Build feature and output arrays

In [None]:
import numpy as np
import pandas as pd
import json
from sklearn.preprocessing import OneHotEncoder, StandardScaler
from sklearn.model_selection import train_test_split
from torch.utils.data import Dataset
import torch

# Listen für alle Daten
all_turbine_types = []
all_hub_heights = []
all_capacities = []
all_commissioning_dates = []
all_production_data = []

# JSON-Datei laden
with open(f"data/WPPs+production+wind.json", "r", encoding="utf-8") as file:
    WPP_production_wind = json.load(file)

# Daten sammeln
for wpp in WPP_production_wind:
    all_turbine_types.append(wpp["Turbine"])
    all_hub_heights.append(wpp["Hub_height"] if not pd.isna(wpp["Hub_height"]) else 100)
    all_capacities.append(wpp["Capacity"])
    all_commissioning_dates.append(wpp["Commission_date"] if wpp["Commission_date"] != "nan" else "2015/06")
    all_production_data.append(wpp["Production"])

# One-Hot-Encoding für Turbinentypen
encoder = OneHotEncoder(sparse_output=False)
turbine_types_onehot = encoder.fit_transform(np.array(all_turbine_types).reshape(-1, 1))

# Datumsformat korrigieren
all_commissioning_dates = [
    "2015/06" if date == "nan" else f"{date}/06" if isinstance(date, str) and "/" not in date else date
    for date in all_commissioning_dates
]

# In datetime konvertieren
standardised_dates = pd.to_datetime(all_commissioning_dates, format='%Y/%m')

# Berechnung des Alters
current_date = pd.Timestamp("2024-12-01")
ages = current_date.year * 12 + current_date.month - (standardised_dates.year * 12 + standardised_dates.month)

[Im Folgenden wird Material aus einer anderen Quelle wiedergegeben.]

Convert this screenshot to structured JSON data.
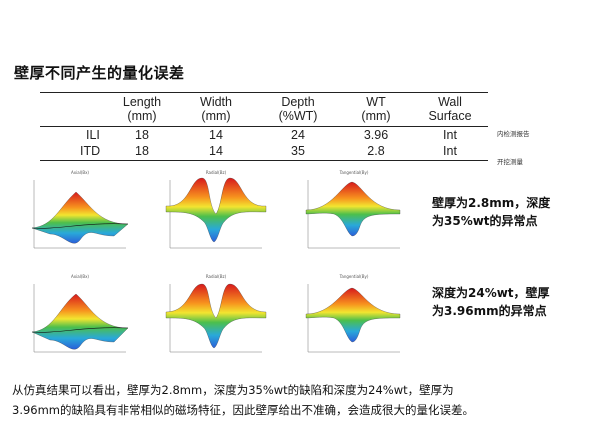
{
  "title": "壁厚不同产生的量化误差",
  "table": {
    "columns": [
      {
        "line1": "Length",
        "line2": "(mm)"
      },
      {
        "line1": "Width",
        "line2": "(mm)"
      },
      {
        "line1": "Depth",
        "line2": "(%WT)"
      },
      {
        "line1": "WT",
        "line2": "(mm)"
      },
      {
        "line1": "Wall",
        "line2": "Surface"
      }
    ],
    "rows": [
      {
        "label": "ILI",
        "values": [
          "18",
          "14",
          "24",
          "3.96",
          "Int"
        ],
        "note": "内检测报告"
      },
      {
        "label": "ITD",
        "values": [
          "18",
          "14",
          "35",
          "2.8",
          "Int"
        ],
        "note": "开挖测量"
      }
    ]
  },
  "plots": {
    "row1": [
      "Axial(Bx)",
      "Radial(Bz)",
      "Tangential(By)"
    ],
    "row2": [
      "Axial(Bx)",
      "Radial(Bz)",
      "Tangential(By)"
    ]
  },
  "captions": {
    "first": [
      "壁厚为2.8mm，深度",
      "为35%wt的异常点"
    ],
    "second": [
      "深度为24%wt，壁厚",
      "为3.96mm的异常点"
    ]
  },
  "conclusion": {
    "line1": "从仿真结果可以看出，壁厚为2.8mm，深度为35%wt的缺陷和深度为24%wt，壁厚为",
    "line2": "3.96mm的缺陷具有非常相似的磁场特征，因此壁厚给出不准确，会造成很大的量化误差。"
  },
  "colors": {
    "peak_red": "#d7191c",
    "mid_yellow": "#f2e530",
    "mid_green": "#4cbf4c",
    "low_blue": "#2b5fd9"
  }
}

# Kombinierte Features und Outputs erstellen
combined_features = []
output = []

# Daten in Feature-Arrays konvertieren
for idx, production_data in enumerate(all_production_data):
    num_rows = len(production_data)

    # Wiederholungen für allgemeine Features
    turbine_type_repeated = np.tile(turbine_types_onehot[idx], (num_rows, 1))
    hub_height_repeated = np.full((num_rows, 1), all_hub_heights[idx])
    capacity_repeated = np.full((num_rows, 1), all_capacities[idx])
    age_repeated = np.full((num_rows, 1), ages[idx])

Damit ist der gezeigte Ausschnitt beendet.